Licco Amar (4 December 1891 – 19 July 1959) was a Hungarian violinist.

== Life ==
Born in Budapest, Amar was the child of the merchant Michael Amar and Regina Strakosch, who came from North Macedonia. Amar studied with Emil Baré at the Franz Liszt Academy of Music in his native city and in 1911 he went to Berlin to study at the Universität der Künste Berlin with Henri Marteau. From 1912 to 1924, Marteau accepted him as second violinist in his String Quartet, in which the cellist Hugo Becker also played. In 1912, Amar received the Mendelssohn Prize. He became concertmaster of the Berlin Philharmonic from 1916 to 1920 and changed to the Mannheim National Theatre from 1920 to 1923. His own string quartet, which he had founded in 1922 as the Amar Quartet, included Paul Hindemith as violist and, temporarily until its dissolution in 1929, Walter Kaspar, Rudolf Hindemith. For Hindemith's compositions, who dedicated the Sonata op. 31,1 to him, he arranged several world premieres, e.g. at the Donaueschinger Musiktage, and Maurits Frank. He also supported the composer Erich Walter Sternberg. In 1925 he and Emmy Matterstock married.

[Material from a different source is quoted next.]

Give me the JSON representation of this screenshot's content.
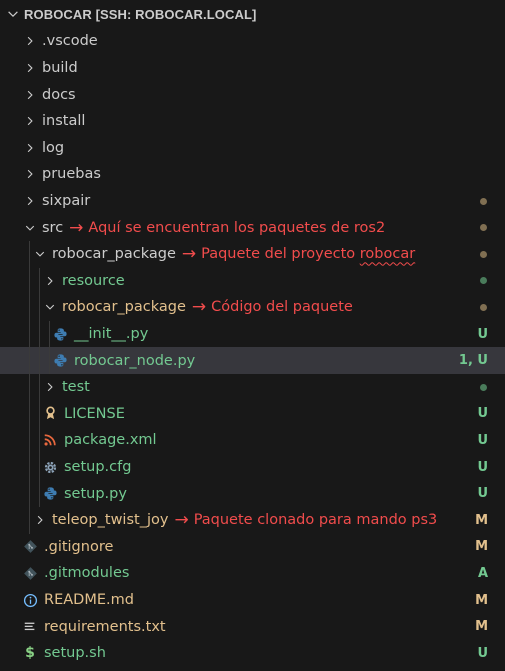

After the 1933 seizure of power by the Nazis, he could no longer work in Germany for racist reasons, emigrated to France and from there in 1934 to Turkey, where he was able to teach at the conservatory in Ankara for twenty years from 1935. In 1957 he received an engagement by the Hochschule für Musik Freiburg.

Amar died in Freiburg im Breisgau at the age of 68.